PORTLAND, Ore. (KOIN) – As the world still works to minimize the transmission of COVID-19, another virus is spreading and causing alarm: monkeypox. 

Although people around the globe are on high alert about any sort of contagious illness right now, an immunologist at Oregon Health & Science University said this is not a reason for undue panic. 

“It’s a close cousin to smallpox,” said Dr. Mark Slifka, a professor of molecular microbiology and immunology at OHSU. “But the good news is it doesn’t spread as easily as smallpox.” 

Like the Centers for Disease Control and Prevention, Slifka encourages people to be aware of the symptoms and take precautions. People should watch for any unusual rashes or lesions, particularly men who have had sex with other men and those who come in close contact with them. 
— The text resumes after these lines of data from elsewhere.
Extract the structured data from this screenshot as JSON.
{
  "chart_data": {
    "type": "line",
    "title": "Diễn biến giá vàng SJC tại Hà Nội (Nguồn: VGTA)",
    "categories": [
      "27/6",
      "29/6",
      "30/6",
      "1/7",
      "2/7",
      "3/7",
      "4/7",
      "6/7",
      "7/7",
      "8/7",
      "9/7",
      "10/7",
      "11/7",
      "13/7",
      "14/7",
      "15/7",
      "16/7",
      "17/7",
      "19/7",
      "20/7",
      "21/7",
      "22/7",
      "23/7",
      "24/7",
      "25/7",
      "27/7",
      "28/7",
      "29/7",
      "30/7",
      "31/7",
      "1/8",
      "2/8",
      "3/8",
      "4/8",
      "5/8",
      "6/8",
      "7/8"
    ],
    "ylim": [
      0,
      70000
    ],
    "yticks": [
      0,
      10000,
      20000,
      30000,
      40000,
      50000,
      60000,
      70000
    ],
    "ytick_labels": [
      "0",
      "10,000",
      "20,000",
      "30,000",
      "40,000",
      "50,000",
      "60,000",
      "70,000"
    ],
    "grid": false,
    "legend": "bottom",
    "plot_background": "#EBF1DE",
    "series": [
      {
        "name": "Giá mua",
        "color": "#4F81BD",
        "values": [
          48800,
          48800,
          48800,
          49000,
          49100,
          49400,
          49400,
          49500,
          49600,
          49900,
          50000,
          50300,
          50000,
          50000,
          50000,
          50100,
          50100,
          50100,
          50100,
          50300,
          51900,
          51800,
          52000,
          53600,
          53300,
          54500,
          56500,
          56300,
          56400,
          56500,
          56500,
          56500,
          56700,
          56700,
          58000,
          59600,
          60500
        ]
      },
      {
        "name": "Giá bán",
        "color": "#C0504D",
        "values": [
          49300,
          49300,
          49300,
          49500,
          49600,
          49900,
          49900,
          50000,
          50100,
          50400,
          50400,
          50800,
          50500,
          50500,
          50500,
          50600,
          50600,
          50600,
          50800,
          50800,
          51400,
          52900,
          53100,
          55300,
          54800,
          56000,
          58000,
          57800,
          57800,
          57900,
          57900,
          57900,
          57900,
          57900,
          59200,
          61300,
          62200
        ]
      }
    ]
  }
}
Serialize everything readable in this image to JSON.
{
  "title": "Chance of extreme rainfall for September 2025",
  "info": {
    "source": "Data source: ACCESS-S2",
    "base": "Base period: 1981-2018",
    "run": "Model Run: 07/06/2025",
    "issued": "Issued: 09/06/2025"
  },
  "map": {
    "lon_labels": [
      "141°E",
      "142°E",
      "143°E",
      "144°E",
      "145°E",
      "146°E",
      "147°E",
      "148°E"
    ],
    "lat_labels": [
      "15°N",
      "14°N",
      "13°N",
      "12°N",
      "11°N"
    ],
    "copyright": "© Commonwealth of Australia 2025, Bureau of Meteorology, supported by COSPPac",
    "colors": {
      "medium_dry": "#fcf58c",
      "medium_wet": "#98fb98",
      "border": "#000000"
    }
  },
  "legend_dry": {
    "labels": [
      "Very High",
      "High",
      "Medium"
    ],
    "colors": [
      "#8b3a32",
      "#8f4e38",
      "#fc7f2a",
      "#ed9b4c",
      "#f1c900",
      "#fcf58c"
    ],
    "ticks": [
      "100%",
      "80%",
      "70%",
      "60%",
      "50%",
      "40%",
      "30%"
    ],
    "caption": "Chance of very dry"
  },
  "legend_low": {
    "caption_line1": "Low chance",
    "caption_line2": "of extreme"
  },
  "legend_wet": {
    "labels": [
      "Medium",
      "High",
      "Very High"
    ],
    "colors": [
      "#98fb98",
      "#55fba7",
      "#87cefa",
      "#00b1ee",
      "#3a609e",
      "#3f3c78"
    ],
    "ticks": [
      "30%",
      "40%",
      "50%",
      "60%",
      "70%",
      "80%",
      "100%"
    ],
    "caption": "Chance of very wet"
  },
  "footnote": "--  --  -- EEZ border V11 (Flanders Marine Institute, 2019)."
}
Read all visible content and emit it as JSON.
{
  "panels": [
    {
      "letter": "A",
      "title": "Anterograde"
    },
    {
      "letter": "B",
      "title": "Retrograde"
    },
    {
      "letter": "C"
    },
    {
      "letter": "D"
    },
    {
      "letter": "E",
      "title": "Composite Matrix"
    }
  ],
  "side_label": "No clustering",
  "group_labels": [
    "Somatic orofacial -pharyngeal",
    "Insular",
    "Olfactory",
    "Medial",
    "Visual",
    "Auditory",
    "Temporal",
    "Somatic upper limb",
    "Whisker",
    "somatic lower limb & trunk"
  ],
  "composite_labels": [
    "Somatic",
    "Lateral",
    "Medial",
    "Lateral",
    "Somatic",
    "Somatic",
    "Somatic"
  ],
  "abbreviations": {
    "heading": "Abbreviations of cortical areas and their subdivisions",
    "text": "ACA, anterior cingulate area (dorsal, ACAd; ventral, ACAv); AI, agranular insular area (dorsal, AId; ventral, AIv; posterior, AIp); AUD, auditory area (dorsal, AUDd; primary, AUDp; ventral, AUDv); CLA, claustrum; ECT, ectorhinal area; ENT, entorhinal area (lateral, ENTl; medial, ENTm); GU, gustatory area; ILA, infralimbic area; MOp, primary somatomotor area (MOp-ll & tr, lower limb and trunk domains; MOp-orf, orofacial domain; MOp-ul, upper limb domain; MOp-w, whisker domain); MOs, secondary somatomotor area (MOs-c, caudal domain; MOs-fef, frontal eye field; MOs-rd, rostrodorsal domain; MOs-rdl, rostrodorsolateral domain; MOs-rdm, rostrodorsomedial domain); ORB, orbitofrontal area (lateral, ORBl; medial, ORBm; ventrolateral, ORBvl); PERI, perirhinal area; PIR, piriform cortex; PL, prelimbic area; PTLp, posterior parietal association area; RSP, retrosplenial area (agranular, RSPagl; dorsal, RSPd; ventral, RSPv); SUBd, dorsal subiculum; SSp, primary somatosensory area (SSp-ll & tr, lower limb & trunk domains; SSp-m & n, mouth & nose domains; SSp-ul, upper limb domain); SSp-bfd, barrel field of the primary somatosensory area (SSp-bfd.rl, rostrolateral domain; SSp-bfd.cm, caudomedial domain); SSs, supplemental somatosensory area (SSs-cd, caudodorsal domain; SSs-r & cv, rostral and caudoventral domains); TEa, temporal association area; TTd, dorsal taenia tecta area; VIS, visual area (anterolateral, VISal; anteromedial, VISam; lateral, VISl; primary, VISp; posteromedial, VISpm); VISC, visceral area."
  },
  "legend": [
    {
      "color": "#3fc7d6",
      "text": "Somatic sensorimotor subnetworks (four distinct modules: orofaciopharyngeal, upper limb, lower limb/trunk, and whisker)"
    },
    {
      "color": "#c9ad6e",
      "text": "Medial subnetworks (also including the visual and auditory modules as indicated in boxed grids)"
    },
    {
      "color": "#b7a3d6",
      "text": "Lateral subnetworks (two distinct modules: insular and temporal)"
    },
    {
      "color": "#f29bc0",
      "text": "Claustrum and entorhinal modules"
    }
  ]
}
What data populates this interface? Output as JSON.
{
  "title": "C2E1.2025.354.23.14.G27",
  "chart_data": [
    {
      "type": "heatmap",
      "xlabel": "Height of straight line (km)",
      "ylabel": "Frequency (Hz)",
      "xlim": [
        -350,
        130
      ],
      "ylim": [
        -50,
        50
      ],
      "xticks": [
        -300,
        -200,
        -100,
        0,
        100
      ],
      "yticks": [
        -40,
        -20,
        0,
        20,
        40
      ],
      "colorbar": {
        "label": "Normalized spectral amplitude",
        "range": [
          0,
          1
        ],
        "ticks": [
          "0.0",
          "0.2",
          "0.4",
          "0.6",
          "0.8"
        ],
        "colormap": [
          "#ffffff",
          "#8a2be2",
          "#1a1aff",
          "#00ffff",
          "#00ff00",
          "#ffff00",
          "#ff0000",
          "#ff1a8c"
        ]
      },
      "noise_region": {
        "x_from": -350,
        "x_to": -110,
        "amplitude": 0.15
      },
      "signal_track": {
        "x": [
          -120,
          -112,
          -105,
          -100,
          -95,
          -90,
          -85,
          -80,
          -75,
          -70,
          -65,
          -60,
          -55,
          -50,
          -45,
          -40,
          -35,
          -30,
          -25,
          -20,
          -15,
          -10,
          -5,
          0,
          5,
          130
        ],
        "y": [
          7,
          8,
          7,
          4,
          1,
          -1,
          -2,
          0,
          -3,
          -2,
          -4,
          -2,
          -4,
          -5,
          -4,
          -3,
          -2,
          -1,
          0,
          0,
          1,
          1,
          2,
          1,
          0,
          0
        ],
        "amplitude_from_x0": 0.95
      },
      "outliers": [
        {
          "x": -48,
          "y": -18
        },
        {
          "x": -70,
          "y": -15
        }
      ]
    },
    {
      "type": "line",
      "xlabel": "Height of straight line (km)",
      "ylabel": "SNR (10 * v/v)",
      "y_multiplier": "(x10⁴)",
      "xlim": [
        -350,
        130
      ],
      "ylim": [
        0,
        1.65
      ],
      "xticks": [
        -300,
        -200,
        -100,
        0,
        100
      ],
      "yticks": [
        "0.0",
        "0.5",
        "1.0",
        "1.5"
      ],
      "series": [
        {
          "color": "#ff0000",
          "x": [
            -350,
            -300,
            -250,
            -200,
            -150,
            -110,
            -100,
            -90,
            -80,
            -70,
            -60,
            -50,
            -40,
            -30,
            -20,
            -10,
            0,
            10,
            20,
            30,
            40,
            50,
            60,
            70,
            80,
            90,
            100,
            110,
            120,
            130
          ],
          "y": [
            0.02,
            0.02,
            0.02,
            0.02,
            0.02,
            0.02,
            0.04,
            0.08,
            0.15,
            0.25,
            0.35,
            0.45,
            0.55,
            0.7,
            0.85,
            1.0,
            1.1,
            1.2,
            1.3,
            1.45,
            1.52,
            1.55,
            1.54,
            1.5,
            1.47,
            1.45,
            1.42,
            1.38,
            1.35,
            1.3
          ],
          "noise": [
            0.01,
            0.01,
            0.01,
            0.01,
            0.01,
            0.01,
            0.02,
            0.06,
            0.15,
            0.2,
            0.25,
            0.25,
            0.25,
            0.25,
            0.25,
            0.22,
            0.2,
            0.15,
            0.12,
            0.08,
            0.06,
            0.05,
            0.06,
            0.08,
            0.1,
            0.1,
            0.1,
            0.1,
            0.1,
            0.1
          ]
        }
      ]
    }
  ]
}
Slifka said with vaccines and modern medicine, immunologists and doctors have been dealing with viruses like monkeypox for more than 200 years. 

“We had a monkeypox outbreak in the U.S. in 2003, and we were able to control it through quarantine of close contacts and offering people the smallpox vaccine in the form of ring vaccination,” Slifka explained. 

Ring vaccination means vaccinating household members and other close contacts to form a “ring” around people with confirmed cases. 

The monkeypox virus doesn’t transmit as readily as other viruses, including the SARS-CoV-2 virus that sparked the current COVID-19 pandemic. 

Slifka expects the outbreak will likely be limited to close contacts. As long as these people recognize the symptoms and quarantine appropriately, he predicts the outbreak will run its course relatively quickly. 

Still, because of the relatively high mortality rate of monkeypox — between 1% and 10% — Slifka says people should take it seriously. 

In 2003, Slifka and his colleagues traveled to the epicenter of the monkeypox outbreak in Wisconsin. There, they took blood samples from people who were exposed to the virus. Through their research, they discovered that eight older adults who had been previously vaccinated against smallpox maintained full or partial protection against monkeypox, a closely related disease. 

In one case, Slifka and his colleagues found someone’s immunity had lasted up to 75 years after a single childhood smallpox vaccination. 

The U.S. government still has an emergency stockpile of smallpox vaccines, even though the virus was officially eradicated worldwide in 1980. A newer, non-replicating vaccine was approved in 2019 to prevent both smallpox and monkeypox. 

Vaccination against monkeypox can be protective even after exposure to the virus, OHSU said. 

“This is something that’s vastly different than COVID,” Slifka said. “Because the incubation period between exposure and disease onset is so long for smallpox and monkeypox, you can be vaccinated three to four days after your exposure and still be protected against severe disease.”

The Washington State Department of Health announced the first confirmed case of monkeypox in the state Friday. The person, a King County resident, did not need to be hospitalized and is isolating at home.